Beth Hurwood as the daughter of the mourning scientist turned voodoo magician is pretty much the damsel in distress except for the very ending of the story.
Blackbeard is clearly the blueprint for LeChuck. He is a terryfing and hulking personality and his crew become zombie pirates. At the end of the book he is reincarnated into a baldheaded person that our hero doesn´t at first recognise (so a lot like Fester Shinetop really) and at the very end of the story he tries to marry Shandy´s love interest Beth to achieve true imortality (so there is an interrupted marriage ceremony here too like at the end of the first Monkey Island).
This I think is where the similarities end. It really is mostly the idea of the three main characters that are in place and the influence of Voodoo Magic and Zombie pirates are ideas that play a big part in Monkey Island. Also that the character starts out as not a pirate but becomes one later, though with vastly different motives and circumstances.
I really loved the book, was a quick and fun read. The ending was a bit rushed maybe (it appruptly ends directly after the finale confrontation like a 70s Martial Art movie) and there are Star Wars levels of coincidences here (like that Blackbeared had struck a deal with Shandy´s estranged uncle and held kidnapped Beth Hurwood hostage at his mansion thus giving Shandy a chance to rescue his love interest AND have take revenge with his uncle which he originally wanted to do before becoming a pirate and being roped in with the Fountain Of Youth plotline) but the action and atmosphere are a great joy and would make for a much better standalone movie than Pirates Of The Caribbean 4 probably was (haven´t seen the fourth and fifth movies of the series yet).

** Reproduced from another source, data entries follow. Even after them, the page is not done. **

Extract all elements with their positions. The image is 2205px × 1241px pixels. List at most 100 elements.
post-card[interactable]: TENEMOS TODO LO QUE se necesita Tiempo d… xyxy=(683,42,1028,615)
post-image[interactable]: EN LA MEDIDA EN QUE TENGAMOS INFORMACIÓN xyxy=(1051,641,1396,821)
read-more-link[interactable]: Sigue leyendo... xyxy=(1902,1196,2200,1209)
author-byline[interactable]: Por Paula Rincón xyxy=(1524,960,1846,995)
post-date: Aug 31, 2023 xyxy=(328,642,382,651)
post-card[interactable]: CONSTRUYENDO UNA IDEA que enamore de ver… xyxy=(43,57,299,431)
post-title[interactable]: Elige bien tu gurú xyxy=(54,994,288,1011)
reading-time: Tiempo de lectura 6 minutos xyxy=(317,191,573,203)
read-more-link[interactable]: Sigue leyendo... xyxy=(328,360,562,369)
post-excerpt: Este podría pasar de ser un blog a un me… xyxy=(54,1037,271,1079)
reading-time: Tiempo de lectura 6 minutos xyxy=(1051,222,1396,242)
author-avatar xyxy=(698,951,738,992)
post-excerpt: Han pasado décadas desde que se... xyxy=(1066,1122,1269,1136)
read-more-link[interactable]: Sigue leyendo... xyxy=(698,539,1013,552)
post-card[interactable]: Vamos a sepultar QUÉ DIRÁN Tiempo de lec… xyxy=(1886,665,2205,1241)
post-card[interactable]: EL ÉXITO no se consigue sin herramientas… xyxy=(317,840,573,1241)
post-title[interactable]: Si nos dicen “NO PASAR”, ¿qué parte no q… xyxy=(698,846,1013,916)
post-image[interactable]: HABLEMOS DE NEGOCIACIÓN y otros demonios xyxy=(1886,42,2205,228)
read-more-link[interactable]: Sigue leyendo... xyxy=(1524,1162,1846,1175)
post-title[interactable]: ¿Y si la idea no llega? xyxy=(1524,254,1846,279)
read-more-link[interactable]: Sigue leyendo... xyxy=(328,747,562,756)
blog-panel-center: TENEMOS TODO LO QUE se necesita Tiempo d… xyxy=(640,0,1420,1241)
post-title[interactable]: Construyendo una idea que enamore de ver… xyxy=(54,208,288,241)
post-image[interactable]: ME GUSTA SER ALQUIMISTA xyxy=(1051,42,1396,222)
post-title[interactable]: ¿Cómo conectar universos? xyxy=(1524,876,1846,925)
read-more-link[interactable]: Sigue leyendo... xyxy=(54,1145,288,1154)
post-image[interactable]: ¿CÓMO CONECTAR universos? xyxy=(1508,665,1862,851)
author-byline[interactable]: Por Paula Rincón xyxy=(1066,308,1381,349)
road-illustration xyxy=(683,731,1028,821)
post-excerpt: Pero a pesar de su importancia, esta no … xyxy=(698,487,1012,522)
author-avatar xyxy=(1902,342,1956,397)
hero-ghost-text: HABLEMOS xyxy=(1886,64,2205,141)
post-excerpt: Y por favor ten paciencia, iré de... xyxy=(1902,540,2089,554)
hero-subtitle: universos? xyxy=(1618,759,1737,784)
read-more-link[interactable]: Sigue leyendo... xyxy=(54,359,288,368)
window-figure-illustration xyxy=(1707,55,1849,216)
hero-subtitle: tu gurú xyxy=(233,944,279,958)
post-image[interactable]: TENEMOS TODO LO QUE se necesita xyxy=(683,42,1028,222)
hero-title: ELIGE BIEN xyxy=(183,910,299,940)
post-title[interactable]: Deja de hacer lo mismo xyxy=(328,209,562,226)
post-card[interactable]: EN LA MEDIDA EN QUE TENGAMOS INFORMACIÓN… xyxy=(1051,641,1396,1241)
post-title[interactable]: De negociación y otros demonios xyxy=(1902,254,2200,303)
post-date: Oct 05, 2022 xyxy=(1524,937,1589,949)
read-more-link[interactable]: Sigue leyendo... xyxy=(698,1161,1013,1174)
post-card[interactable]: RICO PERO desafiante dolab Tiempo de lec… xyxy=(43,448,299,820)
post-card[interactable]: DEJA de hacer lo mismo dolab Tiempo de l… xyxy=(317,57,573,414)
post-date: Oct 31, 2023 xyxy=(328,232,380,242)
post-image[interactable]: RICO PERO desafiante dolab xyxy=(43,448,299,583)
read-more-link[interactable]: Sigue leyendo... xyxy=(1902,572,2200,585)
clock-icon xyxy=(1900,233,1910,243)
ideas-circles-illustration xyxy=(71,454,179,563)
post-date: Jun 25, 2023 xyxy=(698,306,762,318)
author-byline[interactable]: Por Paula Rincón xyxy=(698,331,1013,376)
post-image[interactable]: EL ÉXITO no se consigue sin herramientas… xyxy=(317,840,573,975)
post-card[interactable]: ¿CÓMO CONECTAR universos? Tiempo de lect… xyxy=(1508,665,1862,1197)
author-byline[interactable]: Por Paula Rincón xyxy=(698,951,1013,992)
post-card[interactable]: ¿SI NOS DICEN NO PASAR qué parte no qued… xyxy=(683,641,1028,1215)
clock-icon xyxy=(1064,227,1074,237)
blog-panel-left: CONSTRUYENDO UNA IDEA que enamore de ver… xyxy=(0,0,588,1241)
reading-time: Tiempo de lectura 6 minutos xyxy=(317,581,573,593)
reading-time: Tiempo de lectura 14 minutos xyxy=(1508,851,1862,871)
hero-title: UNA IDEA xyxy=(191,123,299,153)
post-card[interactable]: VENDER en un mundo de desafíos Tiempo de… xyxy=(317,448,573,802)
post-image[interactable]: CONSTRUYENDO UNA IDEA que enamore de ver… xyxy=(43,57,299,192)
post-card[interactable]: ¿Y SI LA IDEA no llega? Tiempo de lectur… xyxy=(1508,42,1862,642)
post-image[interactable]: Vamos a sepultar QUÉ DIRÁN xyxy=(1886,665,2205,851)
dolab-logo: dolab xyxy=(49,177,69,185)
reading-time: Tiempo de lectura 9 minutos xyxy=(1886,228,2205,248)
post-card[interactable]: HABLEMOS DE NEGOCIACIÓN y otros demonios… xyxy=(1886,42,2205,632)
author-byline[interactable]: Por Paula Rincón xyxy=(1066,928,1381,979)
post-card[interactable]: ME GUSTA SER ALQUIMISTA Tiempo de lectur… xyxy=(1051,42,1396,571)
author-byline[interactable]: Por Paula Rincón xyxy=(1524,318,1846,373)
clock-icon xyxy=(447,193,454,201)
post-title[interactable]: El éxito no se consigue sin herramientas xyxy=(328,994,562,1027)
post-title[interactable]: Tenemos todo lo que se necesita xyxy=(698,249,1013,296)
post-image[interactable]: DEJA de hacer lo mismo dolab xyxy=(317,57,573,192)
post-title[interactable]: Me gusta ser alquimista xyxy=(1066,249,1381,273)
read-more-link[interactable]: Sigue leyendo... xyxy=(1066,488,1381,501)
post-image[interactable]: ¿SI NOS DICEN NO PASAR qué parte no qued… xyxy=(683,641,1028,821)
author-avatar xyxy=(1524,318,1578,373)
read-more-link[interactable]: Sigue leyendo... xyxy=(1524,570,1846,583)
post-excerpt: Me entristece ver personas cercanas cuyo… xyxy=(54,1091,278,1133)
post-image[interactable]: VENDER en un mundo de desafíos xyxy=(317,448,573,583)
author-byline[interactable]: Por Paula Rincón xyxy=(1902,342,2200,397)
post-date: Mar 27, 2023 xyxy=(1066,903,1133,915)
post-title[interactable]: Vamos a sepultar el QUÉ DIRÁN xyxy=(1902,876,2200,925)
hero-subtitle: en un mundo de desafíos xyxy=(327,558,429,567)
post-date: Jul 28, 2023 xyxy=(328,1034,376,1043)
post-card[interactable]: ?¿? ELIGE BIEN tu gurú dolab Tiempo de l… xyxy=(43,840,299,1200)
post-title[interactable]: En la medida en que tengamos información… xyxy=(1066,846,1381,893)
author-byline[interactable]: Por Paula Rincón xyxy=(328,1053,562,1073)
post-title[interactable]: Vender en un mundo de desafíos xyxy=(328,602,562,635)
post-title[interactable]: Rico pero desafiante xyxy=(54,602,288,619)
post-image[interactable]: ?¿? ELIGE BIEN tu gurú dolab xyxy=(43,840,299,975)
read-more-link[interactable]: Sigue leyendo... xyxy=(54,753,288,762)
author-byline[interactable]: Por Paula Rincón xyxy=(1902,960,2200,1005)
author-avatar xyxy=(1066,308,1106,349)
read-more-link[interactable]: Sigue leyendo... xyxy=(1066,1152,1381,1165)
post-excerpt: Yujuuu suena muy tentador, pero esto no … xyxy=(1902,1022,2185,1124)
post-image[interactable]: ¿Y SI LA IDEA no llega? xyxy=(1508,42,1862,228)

Oh yeah and by mere concidence when Shandy confronts his uncle he doesn´t tell him who he really is but instead pretends to be his own deceased father that was brought back to life by Voodoo magic exclaiming “I AM your brother!” but that similiarty to the ending of Monkey Island 2 (the Return Of The Jedi parody) is most likely coincidental.
Oh yeah and if you read the book you´ll learn the secret of monkey island, but I´m not telling. To find that out you gotta read it yourself.
Hooked hands up from me!
Finished The Broken Earth series by Nora Jemisin. It’s only three books long, and those are fairly short each, but they are among the best I’ve had in the past year or so. I really liked the writing style, but also the worldbuilding and the overall story. Although it’s not the uplifting sort of books to which you’d want to return any time soon.
However, I would add it to a very short list of fantasy books/series that depict a world that is actually strange and foreign and not just a thinly veiled historical setting with magic and dragons. Exploring that world and feeling a sense of awe and wonder, despite some nasty scenes, and despite much of the mystery getting revealed towards the end, is what made this such a great read. So I really have to recommend it .
I’ve read the first one around 6 months ago but hesitate to pick up the next one. Should I give it a chance? Or would you say that if they first one didn’t grab me then the rest of the series probably won’t either…?
Book 2 and 3 aren’t that different from the first in tone, style and proceedings. So I would imagine that you might not like them any better. It’s hard to tell, though. Was there anything in particular that bothered you about the first one?